True, Wrong Love

She arrived on my doorstep looking like she had been run over by a truck: clothes twisted and torn, burst lip looking like she had been in a six-round knock-up with a heavy-weight champ.  My dear friend put on a brave face while I rushed her indoors and tended to her wounds.  I could guess what had happened but needed to hear it from her. 


He loves me’ she started ‘It’s just… I keep making him jealous’.  Now I wanted to smack her myself.  The ‘He’ in question is her boyfriend of 15 months and live-in lover, who was about four times her size: he, a vain body-building celebrity and she, a fragile little afro-asian woman and lawyer.  Turns out he had unleashed hell on her because she came home up in the car of a male colleague who was going her way after the entire team had been working late in the office to meet a deadline.  As soon as she walked in, he asked her where she was coming from and before she could answer, he picked her up by the shoulders and flung her across the room.  When she landed in a heap on the floor, he ran over, pummeled and stomped on her until she passed out. He left her there and went off to a bar, from where he would probably have returned to continue the battering. She came to and ran out of the apartment, heading for the one place she knew he would not dare follow her: my apartment.


This was not the first time he had beaten her. I had long guessed it before she finally told me. ‘Maybe you should have your sight checked out because I don’t understand how you keep tripping on the stairs’ I said to her after the third broken arm or leg in a row.  ‘It’s… dark on the stair case’ she mumbled.  Eventually, it came tumbling out: the jealous rages, the pummeling, being flung across the room…. And she blamed herself for every single one of those incidents.

Leaving her resting, I decided to risk our friendship for the sake of her safety. As I drove over to their home, I recalled how she had endured years of abuse from her mother (a small bi-racial woman) who would beat her and drag her by the hair across the house.  She once told me her mother was right to hate her because she was dark while her other siblings were light.  ‘Well, so is your Dad’ I countered. ‘If she hates dark people, why did she marry him?’. I stood by helplessly unable to do anything about that particular abuse but this one I could stop and I intended to.  She had once threatened to never speak to me again if I ever came between them but I decided I’d rather endure her wrath than live with her death on my conscience because he would surely kill her one day.

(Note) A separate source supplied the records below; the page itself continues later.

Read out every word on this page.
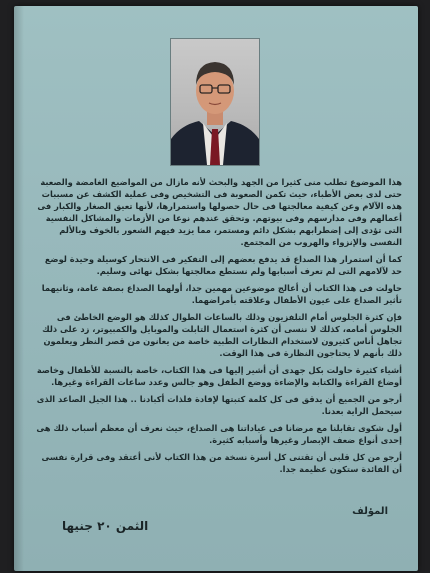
هذا الموضوع تطلب منى كثيرا من الجهد والبحث لأنه مازال من المواضيع الغامضة والصعبة حتى لدى بعض الأطباء، حيث تكمن الصعوبة فى التشخيص وفى عملية الكشف عن مسببات هذه الآلام وعن كيفية معالجتها فى حال حصولها واستمرارها، لأنها تعيق الصغار والكبار فى أعمالهم وفى مدارسهم وفى بيوتهم. وتحقق عندهم نوعا من الأزمات والمشاكل النفسية التى تؤدى إلى إضطرابهم بشكل دائم ومستمر، مما يزيد فيهم الشعور بالخوف وبالألم النفسى والإنزواء والهروب من المجتمع.

كما أن استمرار هذا الصداع قد يدفع بعضهم إلى التفكير فى الانتحار كوسيلة وحيدة لوضع حد لآلامهم التى لم تعرف أسبابها ولم نستطع معالجتها بشكل نهائى وسليم.

حاولت فى هذا الكتاب أن أعالج موضوعين مهمين جدا، أولهما الصداع بصفة عامة، وثانيهما تأثير الصداع على عيون الأطفال وعلاقته بأمراضهما.

فإن كثرة الجلوس أمام التلفزيون وذلك بالساعات الطوال كذلك هو الوضع الخاطئ فى الجلوس أمامه، كذلك لا ننسى أن كثرة استعمال التابلت والموبايل والكمبيوتر، زد على ذلك تجاهل أناس كثيرون لاستخدام النظارات الطبية خاصة من يعانون من قصر النظر ويعلمون ذلك بأنهم لا يحتاجون النظارة فى هذا الوقت.

أشياء كثيرة حاولت بكل جهدى أن أشير إليها فى هذا الكتاب، خاصة بالنسبة للأطفال وخاصة أوضاع القراءة والكتابة والإضاءة ووضع الطفل وهو جالس وعدد ساعات القراءة وغيرها.

أرجو من الجميع أن يدقق فى كل كلمة كتبتها لإفادة فلذات أكبادنا .. هذا الجيل الصاعد الذى سيحمل الراية بعدنا.

أول شكوى تقابلنا مع مرضانا فى عياداتنا هى الصداع، حيث نعرف أن معظم أسباب ذلك هى إحدى أنواع ضعف الإبصار وغيرها وأسبابه كثيرة.

أرجو من كل قلبى أن تقتنى كل أسرة نسخة من هذا الكتاب لأنى أعتقد وفى قرارة نفسى أن الفائدة ستكون عظيمة جدا.

المؤلف
الثمن ٢٠ جنيها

As soon as he saw me, he straightened up and tried to look more like a man than the cowardly dog I could see in front of me and I think he knew what I saw when I looked at him.  ‘I will only say this once.  You have hurt her for the very last time.  If you make me come back here again, you will be sorry and if you so much as darken my street corner, I will have you ARRANGED’. Not sure I knew what I meant but I think he could see from my eyes that I was not in the mood to be toyed with. God knows I was ready to hire thugs or buy a gun if it meant my friend would be safe.  Turns out big bungling cowards are afraid of anyone who stands up to them.  If he came at me, he would have probably wrung my neck in a snap but it seems the only one with whom he could muster such masculine strength was his five-foot-tall woman. As I left he asked: ‘Is she okay? I – I didn’t mean to…’. I slammed the car door shut and turned the music up so I would not hear him or be forced to look at his pathetic face.  What goes on in his head when he does this? I kept wondering.  Looking back at him in the rear-view mirror, I caught the glimpse of a sad and miserable man.  Is this what she mistakes for love, then?


Needless to say, she went back to him as soon as I recounted his pitiful excuse.  ‘I told you he didn’t mean to‘, she said beaming from one ear to the other. ??!! I should have kept my mouth shut. I was unable to stop her.  A few weeks later, there she was at my door again. ‘I can’t bear to keep seeing him hurt you like this.  He will kill you one of these days. I just know it.  Why can’t you see it?  I am not going to argue about whether he loves you or not but there is something wrong with him if he feels you and he are a match.  I said all this while she stood at the door.  I had to be strong for both our sakes because I was on the verge of murder at that point. It had to stop, so I refused to let her in except she agreed to move out.  ‘If he loves you, he will let you have your space and see if your love can survive the separation’. This time she listened and within weeks, she was out from under his spell. She left town and never looked back. It probably helped that he was soon seen in all the gossip rags with another woman. Some kind of love, that. I thought: Maybe his new woman is the abuser in their relationship. Good luck to them. Either way, it’s good riddance and although my friend never thanked me for it, I have all the thanks I need seeing her in a new thriving, nurturing relationship and watching her newly found self-confidence.

Editor’s Note

The World Health Organization (WHO) estimates that globally, one in three women experience physical and/or sexual violence by an intimate partner at least once in their life. Violence has a range of adverse physical, including sexual and reproductive health, and mental health outcomes for women and girls.